CSC 390: Topics in Artificial Intelligence

Lab 5: Gaussian Mixture Models

in-class

In this lab we will be visualizing a Gaussian Mixture Model (GMM) with different covariance matrices. If your project involves k-means and the results are not very interpretable, GMM could be a great option for comparison.

For this lab, please work with your randomly assigned partner, with code on one computer. Make sure to email each other the code afterwards.

Credit: based on this Iris flower clustering exercise.

Step 1: Load the data

First, download lab5.py and look at the code. The starter code is similar to Lab 3 with the Iris flower dataset, except we will be plotting the first 2 features (out of 4) instead of the first two principle components. First load this data to obtain X and y, the same way we did for Lab 3. Run the code and make sure the scatter plot shows up.

Step 2: Gaussian mixture model

The next step is to create the Gaussian mixture model and fit it to our data. Here is the

GMM documentation

Create an instance and then use "fit" with our features (X). Use 3 components and the argument:


covariance_type='spherical' # use spherical covariances to start

Step 3: Model parameters

After fitting the model, print the means and covariances. Make sure the dimensions make sense.

Step 4: Plot the covariances

Using the function provided, we can visualize the covariances. To call this method, pass in your GMM object, as well as the "axes" for your graph.

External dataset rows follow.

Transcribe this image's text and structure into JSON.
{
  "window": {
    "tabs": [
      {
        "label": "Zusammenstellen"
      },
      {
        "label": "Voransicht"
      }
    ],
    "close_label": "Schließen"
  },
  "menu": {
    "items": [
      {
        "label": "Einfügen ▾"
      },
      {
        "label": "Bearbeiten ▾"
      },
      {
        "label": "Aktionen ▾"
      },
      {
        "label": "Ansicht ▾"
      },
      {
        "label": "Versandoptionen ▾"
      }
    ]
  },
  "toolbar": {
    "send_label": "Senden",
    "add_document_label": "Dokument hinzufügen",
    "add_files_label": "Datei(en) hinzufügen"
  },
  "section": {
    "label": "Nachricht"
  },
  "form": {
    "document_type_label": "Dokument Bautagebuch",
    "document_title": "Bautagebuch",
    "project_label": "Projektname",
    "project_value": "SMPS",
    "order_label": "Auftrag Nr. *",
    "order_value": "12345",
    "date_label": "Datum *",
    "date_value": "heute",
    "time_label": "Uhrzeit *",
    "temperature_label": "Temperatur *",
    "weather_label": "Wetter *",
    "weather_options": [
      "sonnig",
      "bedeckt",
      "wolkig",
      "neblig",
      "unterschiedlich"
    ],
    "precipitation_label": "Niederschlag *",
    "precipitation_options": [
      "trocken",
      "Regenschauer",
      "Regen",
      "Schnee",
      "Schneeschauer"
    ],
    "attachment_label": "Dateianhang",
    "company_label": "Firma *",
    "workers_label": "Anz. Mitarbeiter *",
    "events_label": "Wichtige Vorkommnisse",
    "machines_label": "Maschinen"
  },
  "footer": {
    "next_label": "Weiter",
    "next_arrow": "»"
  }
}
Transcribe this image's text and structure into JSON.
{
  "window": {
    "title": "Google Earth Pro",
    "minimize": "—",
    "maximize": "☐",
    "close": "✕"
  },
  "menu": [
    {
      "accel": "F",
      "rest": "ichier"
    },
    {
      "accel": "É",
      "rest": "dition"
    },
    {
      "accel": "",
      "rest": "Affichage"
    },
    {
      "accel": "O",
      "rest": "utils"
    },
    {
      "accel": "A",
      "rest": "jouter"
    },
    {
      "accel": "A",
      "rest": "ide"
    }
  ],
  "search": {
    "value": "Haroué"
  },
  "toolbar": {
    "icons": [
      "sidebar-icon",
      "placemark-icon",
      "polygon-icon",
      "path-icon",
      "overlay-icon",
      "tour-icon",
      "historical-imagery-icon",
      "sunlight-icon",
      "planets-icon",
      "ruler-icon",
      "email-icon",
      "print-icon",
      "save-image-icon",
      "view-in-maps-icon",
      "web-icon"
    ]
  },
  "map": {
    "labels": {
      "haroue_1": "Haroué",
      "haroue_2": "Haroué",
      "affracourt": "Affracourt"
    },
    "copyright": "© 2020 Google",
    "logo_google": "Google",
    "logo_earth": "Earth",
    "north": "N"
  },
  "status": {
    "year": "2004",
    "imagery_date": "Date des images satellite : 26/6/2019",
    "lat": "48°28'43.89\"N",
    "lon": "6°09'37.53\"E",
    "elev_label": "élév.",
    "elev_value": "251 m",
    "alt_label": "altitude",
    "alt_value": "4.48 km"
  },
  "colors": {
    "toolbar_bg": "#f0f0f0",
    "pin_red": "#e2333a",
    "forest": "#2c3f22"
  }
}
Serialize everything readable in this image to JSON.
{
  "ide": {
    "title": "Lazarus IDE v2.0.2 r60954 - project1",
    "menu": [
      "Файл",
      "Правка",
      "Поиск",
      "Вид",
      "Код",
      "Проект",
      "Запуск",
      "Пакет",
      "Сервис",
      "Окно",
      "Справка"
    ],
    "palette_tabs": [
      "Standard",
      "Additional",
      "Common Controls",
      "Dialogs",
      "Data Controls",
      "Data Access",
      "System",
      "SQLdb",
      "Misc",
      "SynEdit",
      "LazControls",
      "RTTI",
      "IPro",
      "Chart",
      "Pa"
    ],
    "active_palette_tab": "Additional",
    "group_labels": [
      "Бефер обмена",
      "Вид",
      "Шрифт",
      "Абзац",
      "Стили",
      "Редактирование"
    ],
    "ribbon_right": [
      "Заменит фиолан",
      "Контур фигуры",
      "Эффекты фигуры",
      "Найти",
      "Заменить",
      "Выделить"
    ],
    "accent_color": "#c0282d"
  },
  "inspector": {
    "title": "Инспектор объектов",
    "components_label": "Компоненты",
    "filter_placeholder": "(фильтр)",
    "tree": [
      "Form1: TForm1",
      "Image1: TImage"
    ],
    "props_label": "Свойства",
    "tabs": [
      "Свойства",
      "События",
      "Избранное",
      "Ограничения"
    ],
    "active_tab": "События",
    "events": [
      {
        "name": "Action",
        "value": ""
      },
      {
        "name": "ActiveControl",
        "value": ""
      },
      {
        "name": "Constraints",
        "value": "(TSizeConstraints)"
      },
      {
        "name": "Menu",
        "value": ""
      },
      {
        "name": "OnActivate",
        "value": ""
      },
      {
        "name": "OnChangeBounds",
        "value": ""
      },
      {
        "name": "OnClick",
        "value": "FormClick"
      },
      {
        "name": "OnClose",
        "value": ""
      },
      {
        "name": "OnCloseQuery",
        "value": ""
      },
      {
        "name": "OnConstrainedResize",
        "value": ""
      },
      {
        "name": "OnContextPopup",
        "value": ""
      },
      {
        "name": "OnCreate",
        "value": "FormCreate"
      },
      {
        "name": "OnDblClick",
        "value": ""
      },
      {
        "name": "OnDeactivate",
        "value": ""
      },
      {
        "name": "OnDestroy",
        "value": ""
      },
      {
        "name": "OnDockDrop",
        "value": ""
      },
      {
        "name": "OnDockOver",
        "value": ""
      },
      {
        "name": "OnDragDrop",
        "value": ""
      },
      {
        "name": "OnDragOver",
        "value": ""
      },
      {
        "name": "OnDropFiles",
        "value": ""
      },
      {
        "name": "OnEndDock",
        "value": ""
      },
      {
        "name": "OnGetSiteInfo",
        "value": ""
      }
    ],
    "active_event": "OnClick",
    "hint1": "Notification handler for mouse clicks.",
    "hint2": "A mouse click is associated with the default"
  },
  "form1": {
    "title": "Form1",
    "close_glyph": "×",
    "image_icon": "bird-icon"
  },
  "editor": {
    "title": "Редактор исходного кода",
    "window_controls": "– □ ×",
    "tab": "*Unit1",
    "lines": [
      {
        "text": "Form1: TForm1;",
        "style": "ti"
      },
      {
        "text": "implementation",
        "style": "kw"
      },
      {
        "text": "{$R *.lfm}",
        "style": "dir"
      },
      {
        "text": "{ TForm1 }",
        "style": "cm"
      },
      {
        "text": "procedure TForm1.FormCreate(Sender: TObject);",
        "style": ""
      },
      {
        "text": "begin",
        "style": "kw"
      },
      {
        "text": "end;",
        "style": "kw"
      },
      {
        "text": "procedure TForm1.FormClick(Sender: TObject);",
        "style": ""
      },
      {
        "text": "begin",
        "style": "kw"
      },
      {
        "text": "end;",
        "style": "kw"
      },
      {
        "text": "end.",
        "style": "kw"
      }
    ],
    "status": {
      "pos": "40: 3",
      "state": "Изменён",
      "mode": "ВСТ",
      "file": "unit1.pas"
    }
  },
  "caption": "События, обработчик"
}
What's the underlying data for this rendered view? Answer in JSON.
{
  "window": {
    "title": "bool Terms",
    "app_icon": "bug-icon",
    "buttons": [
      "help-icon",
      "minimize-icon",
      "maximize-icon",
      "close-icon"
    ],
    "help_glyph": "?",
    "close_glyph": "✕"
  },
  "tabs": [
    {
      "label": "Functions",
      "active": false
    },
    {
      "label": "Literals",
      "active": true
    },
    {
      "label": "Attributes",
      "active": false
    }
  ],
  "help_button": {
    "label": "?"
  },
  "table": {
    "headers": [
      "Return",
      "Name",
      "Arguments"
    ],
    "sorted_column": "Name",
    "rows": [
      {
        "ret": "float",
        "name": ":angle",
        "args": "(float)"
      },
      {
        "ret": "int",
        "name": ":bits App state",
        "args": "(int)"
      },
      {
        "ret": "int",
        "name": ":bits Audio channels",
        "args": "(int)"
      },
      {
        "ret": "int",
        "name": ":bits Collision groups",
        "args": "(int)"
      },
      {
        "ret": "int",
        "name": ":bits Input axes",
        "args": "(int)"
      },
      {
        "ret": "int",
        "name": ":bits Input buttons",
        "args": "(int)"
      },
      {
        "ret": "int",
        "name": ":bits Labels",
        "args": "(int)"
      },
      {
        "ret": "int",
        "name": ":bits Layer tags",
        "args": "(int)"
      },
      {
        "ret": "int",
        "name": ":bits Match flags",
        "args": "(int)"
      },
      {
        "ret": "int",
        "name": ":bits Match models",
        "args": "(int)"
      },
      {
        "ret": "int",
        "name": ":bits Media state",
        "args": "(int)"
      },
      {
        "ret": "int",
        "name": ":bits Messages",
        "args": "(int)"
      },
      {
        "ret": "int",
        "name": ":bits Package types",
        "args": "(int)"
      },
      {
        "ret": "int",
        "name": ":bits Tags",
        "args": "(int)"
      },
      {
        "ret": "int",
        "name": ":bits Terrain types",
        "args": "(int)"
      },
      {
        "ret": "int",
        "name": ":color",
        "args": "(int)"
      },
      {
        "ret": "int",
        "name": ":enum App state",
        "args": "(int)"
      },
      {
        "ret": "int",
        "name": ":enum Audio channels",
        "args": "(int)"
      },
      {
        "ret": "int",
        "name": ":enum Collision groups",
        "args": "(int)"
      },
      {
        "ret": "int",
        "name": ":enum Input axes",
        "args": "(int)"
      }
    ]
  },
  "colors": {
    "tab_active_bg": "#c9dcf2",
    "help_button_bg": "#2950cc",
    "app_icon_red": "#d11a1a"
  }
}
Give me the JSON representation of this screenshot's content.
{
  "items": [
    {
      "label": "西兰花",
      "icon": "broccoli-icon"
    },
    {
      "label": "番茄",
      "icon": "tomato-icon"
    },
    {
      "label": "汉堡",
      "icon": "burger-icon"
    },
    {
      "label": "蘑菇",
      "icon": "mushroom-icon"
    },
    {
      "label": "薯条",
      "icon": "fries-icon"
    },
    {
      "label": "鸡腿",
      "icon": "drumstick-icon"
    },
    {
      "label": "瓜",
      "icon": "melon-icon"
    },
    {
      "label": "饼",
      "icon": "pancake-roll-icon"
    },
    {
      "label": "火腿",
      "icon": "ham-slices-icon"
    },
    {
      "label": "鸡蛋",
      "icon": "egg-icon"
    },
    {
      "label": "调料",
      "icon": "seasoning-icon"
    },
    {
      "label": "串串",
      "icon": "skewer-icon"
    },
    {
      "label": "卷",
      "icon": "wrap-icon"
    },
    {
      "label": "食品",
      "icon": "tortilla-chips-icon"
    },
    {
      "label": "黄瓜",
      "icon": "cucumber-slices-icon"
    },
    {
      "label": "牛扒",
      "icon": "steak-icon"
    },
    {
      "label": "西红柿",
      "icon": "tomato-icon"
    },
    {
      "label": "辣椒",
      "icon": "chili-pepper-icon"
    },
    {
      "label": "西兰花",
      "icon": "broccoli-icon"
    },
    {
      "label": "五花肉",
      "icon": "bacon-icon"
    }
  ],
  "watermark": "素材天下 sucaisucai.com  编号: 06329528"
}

make_ellipses(gaussian_mixture_model, ax) # pass in your model object

Make sure you can visualize the results. The colors might not match up correctly (you could run it a few times until they do) since this is an unsupervised learning approach. Does this agree with our notion of a spherical covariance matrix?

Step 5: Different covariances

Now change the covariance matrix type to 'diag' (diagonal covariance matrix) and run the results again. Does this look like a better or worse fit? Do the same thing for 'full' and 'tied' and comment on the results.

Step 6: Discuss projects

If you have time at the end, tell each other about your final project topic and what you plan to do first with the data. Provide some constructive feedback to each other.

Step 7: PCA

If you have even more time, run PCA on the data first, then redo the covariance experiments, using the transformed data for visualization (think about whether to fit on the original data or the transformed data).